Article 11 – Guarantee and complaints
- Seller does not guarantee any properties of the goods sold other than the properties shown in the sales specifications. Seller does not guarantee that the goods sold are suitable for industrial processing and does not assume any liability for that.
- Buyer is obliged to check the goods at once upon actual delivery. Complaints about weight and visible defects should be registered with Seller within 8 days after Buyer’s receipt of the goods with a specific description of the complaints. All liability of Seller for faults in the goods shall cease if above terms are not met.
- In case of a just complaint and in order to limit the damage, Buyer shall follow Seller’s instructions with regard to the goods. Seller shall in no event assume any liability for faults in the goods, if the goods are no longer in their original state and/or packing material or if Buyer has not furnished Seller with samples.
- In case of a just complaint the liability of Seller is limited to replacement of the goods delivered or issuing a credit note for the sales price, at the discretion of Seller.
- Any samples drawn must be properly certified. It shall be Buyer’s obligation to prove that the sample drawn concerns the goods sold.
- Complaints shall not entitle Buyer to suspend payment in whole or in part, any reliance on a set-off being explicitly excluded in accordance with the foregoing.
Article 12 – Liability
- Seller’s liability on account of all agreements of purchase and sale or any other form of agreement or with regard to goods supplied by Seller shall in all circumstances – with the exception of wilful misconduct or gross negligence on the part of Seller – be limited to the price for which the goods have been supplied.
- Seller will not accept any liability for indirect or consequential damages including but not limited to loss of profit and claims of third parties.
- Seller does not assume any liability for advice given orally or in writing.
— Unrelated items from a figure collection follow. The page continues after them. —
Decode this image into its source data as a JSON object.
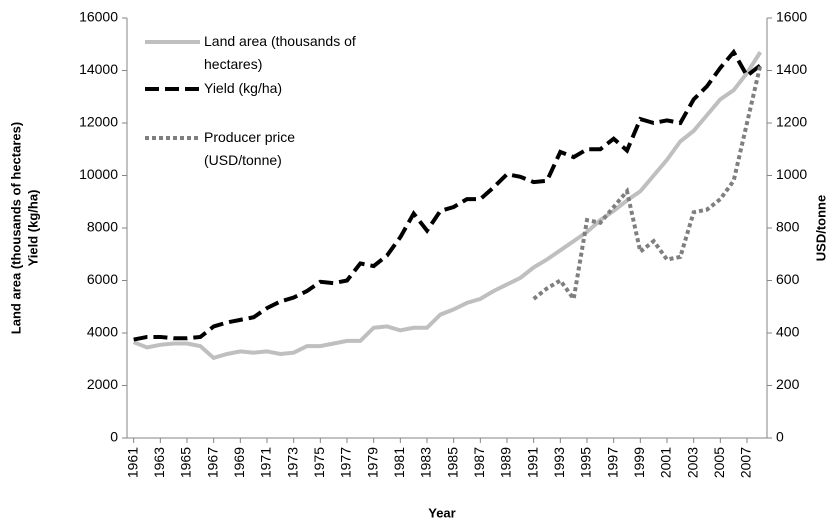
{
  "chart_data": {
    "type": "line",
    "xlabel": "Year",
    "ylabel": [
      "Land area  (thousands of hectares)",
      "Yield (kg/ha)"
    ],
    "y2label": "USD/tonne",
    "x": [
      1961,
      1962,
      1963,
      1964,
      1965,
      1966,
      1967,
      1968,
      1969,
      1970,
      1971,
      1972,
      1973,
      1974,
      1975,
      1976,
      1977,
      1978,
      1979,
      1980,
      1981,
      1982,
      1983,
      1984,
      1985,
      1986,
      1987,
      1988,
      1989,
      1990,
      1991,
      1992,
      1993,
      1994,
      1995,
      1996,
      1997,
      1998,
      1999,
      2000,
      2001,
      2002,
      2003,
      2004,
      2005,
      2006,
      2007,
      2008
    ],
    "xlim": [
      1960.5,
      2008.5
    ],
    "xticks": [
      1961,
      1963,
      1965,
      1967,
      1969,
      1971,
      1973,
      1975,
      1977,
      1979,
      1981,
      1983,
      1985,
      1987,
      1989,
      1991,
      1993,
      1995,
      1997,
      1999,
      2001,
      2003,
      2005,
      2007
    ],
    "ylim": [
      0,
      16000
    ],
    "yticks": [
      0,
      2000,
      4000,
      6000,
      8000,
      10000,
      12000,
      14000,
      16000
    ],
    "y2lim": [
      0,
      1600
    ],
    "y2ticks": [
      0,
      200,
      400,
      600,
      800,
      1000,
      1200,
      1400,
      1600
    ],
    "series": [
      {
        "name": "Land area (thousands of hectares)",
        "color": "#bfbfbf",
        "dash": "solid",
        "values": [
          3650,
          3450,
          3550,
          3600,
          3600,
          3500,
          3050,
          3200,
          3300,
          3250,
          3300,
          3200,
          3250,
          3500,
          3500,
          3600,
          3700,
          3700,
          4200,
          4250,
          4100,
          4200,
          4200,
          4700,
          4900,
          5150,
          5300,
          5600,
          5850,
          6100,
          6500,
          6800,
          7150,
          7500,
          7850,
          8300,
          8650,
          9050,
          9400,
          10000,
          10600,
          11300,
          11700,
          12300,
          12900,
          13250,
          13900,
          14700
        ]
      },
      {
        "name": "Yield (kg/ha)",
        "color": "#000000",
        "dash": "dashed",
        "values": [
          3750,
          3850,
          3850,
          3800,
          3800,
          3850,
          4250,
          4400,
          4500,
          4600,
          4950,
          5200,
          5350,
          5600,
          5950,
          5900,
          6000,
          6650,
          6550,
          6950,
          7650,
          8550,
          7900,
          8650,
          8800,
          9100,
          9100,
          9550,
          10050,
          9950,
          9750,
          9800,
          10900,
          10700,
          11000,
          11000,
          11400,
          10950,
          12150,
          12000,
          12100,
          12000,
          12900,
          13400,
          14100,
          14700,
          13800,
          14200
        ]
      },
      {
        "name": "Producer price (USD/tonne)",
        "color": "#7f7f7f",
        "dash": "dotted",
        "axis": "y2",
        "values": [
          null,
          null,
          null,
          null,
          null,
          null,
          null,
          null,
          null,
          null,
          null,
          null,
          null,
          null,
          null,
          null,
          null,
          null,
          null,
          null,
          null,
          null,
          null,
          null,
          null,
          null,
          null,
          null,
          null,
          null,
          530,
          570,
          600,
          530,
          830,
          820,
          880,
          940,
          710,
          750,
          680,
          690,
          860,
          870,
          910,
          980,
          1200,
          1420
        ]
      }
    ]
  }
}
Seller’s advice can in no event release Buyer from the obligation to test himself the goods supplied as to their suitability for the intended mode of processing and/or the intended purpose.
Article 13 – Trade marks and names
Goods marketed by Seller may not be offered for sale or traded under any trade marks to which Seller is entitled or mentioning Seller’s trade name, except with Seller’s previous written consent. Seller may attach conditions to such consent.
Article 14 – Applicable law and disputes
- All agreements to which these Conditions of Sale apply shall be governed exclusively by the Law of The Netherlands.
- Any disputes arising from agreements to which these conditions of sale apply will be submitted to the competent court in the district of Amsterdam.